A cela s’ajoute un certain lyrisme propre aux romantiques, perceptible dans le recours aux « ô » incantatoires, l’imploration à Dieu mais aussi les adresses à Catherine ou au duc, et dans l’introspection ainsi mise en œuvre. Lorenzo, qui apparaît ici sans masque, s’interroge sur ce qu’il est. Ce monologue s’impose comme une variation du dévoilement entamé à la scène 3 de l’acte III dans laquelle Lorenzo se demandait déjà « Suis-je un Satan ? ».

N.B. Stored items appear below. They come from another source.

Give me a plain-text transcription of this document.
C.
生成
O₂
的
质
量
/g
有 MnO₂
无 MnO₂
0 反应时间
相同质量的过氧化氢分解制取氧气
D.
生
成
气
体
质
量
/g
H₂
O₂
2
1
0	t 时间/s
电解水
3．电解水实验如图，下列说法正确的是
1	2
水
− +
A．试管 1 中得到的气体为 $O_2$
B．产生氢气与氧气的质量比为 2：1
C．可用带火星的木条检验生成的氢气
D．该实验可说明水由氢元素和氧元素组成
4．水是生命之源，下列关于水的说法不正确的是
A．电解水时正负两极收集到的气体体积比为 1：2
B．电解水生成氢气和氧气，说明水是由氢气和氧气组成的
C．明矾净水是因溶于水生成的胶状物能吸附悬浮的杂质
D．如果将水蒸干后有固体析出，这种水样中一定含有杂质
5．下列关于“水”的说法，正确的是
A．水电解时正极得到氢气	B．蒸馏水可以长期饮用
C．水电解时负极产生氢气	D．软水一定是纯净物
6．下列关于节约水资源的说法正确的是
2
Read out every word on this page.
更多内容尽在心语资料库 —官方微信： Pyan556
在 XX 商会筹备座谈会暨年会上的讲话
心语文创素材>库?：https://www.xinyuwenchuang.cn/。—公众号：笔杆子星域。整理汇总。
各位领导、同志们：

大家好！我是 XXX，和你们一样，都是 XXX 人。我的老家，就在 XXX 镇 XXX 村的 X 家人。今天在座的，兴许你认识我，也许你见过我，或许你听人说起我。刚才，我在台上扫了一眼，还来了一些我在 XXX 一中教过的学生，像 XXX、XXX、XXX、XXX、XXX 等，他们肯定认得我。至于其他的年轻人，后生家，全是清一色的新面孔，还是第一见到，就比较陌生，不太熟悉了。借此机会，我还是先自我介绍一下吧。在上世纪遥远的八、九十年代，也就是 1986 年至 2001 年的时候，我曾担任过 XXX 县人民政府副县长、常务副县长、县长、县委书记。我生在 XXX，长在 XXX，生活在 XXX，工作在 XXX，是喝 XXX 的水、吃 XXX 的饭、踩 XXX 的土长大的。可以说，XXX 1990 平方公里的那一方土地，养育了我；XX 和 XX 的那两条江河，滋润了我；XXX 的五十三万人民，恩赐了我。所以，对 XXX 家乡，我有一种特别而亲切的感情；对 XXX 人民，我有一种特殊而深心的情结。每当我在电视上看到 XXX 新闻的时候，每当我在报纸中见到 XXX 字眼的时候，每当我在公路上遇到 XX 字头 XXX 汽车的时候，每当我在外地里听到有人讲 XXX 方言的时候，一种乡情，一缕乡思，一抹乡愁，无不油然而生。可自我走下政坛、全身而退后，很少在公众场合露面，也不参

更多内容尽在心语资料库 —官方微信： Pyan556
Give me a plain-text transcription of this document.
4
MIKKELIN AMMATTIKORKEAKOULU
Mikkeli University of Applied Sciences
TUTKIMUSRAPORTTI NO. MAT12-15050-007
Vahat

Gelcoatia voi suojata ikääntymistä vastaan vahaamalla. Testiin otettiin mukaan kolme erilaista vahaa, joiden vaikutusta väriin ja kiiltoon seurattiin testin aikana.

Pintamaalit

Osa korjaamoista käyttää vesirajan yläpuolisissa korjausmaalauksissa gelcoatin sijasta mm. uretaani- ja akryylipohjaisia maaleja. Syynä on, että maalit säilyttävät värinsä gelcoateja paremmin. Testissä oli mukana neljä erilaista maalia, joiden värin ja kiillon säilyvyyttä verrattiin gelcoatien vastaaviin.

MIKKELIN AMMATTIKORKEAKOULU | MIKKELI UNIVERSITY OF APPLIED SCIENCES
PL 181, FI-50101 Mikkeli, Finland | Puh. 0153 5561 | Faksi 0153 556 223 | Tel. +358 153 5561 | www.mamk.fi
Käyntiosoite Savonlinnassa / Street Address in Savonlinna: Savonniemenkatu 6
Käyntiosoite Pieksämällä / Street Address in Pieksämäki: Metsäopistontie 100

Ce monologue extrêmement construit, repose sur des phrases longues et des effets de balancement qui témoignent d’une prise de conscience maîtrisée du personnage. Il apparaît maître de lui-même et de sa parole, malgré ses émotions, contrairement au monologue de la scène 9 de l’acte IV. Il est ici conscient d’un certain pouvoir de la parole, notamment lorsqu’il mentionne son recours au silence face à Catherine : « Combien faudrait-il pourtant de paroles pour faire de cette colombe […] Quand je pense que j’ai failli parler ! ».

Bilan :

Le monologue est un discours prolixe dans lequel le personnage se dédouble par l’entremise du verbe. La situation monologique est complexe dans la mesure où l’unique présence scénique coïncide cependant avec un dédoublement du personnage, le JE semblant s’y adresser à un autre. Ce type de réplique sied parfaitement à un héros romantique comme Lorenzaccio, personnage clivé, presque bipolaire. Il a pour fonction de conférer une plus grande épaisseur psychologique au personnage, qui se dévoile, mais aussi de conduire le lecteur à une réflexion philosophique évidente sur l’Humanité.

Dans sa Préface de Cromwell, Hugo invitait les dramaturges à « remplir pleinement le but multiple de l’art qui est d’ouvrir au spectateur un double horizon, d’illuminer à la fois l’intérieur et l’extérieur des hommes ; l’extérieur par leurs discours, l’intérieur par les apartés et les monologues. ». Il semble que Musset remplisse ce contrat et parvienne à ouvrir de tels horizons.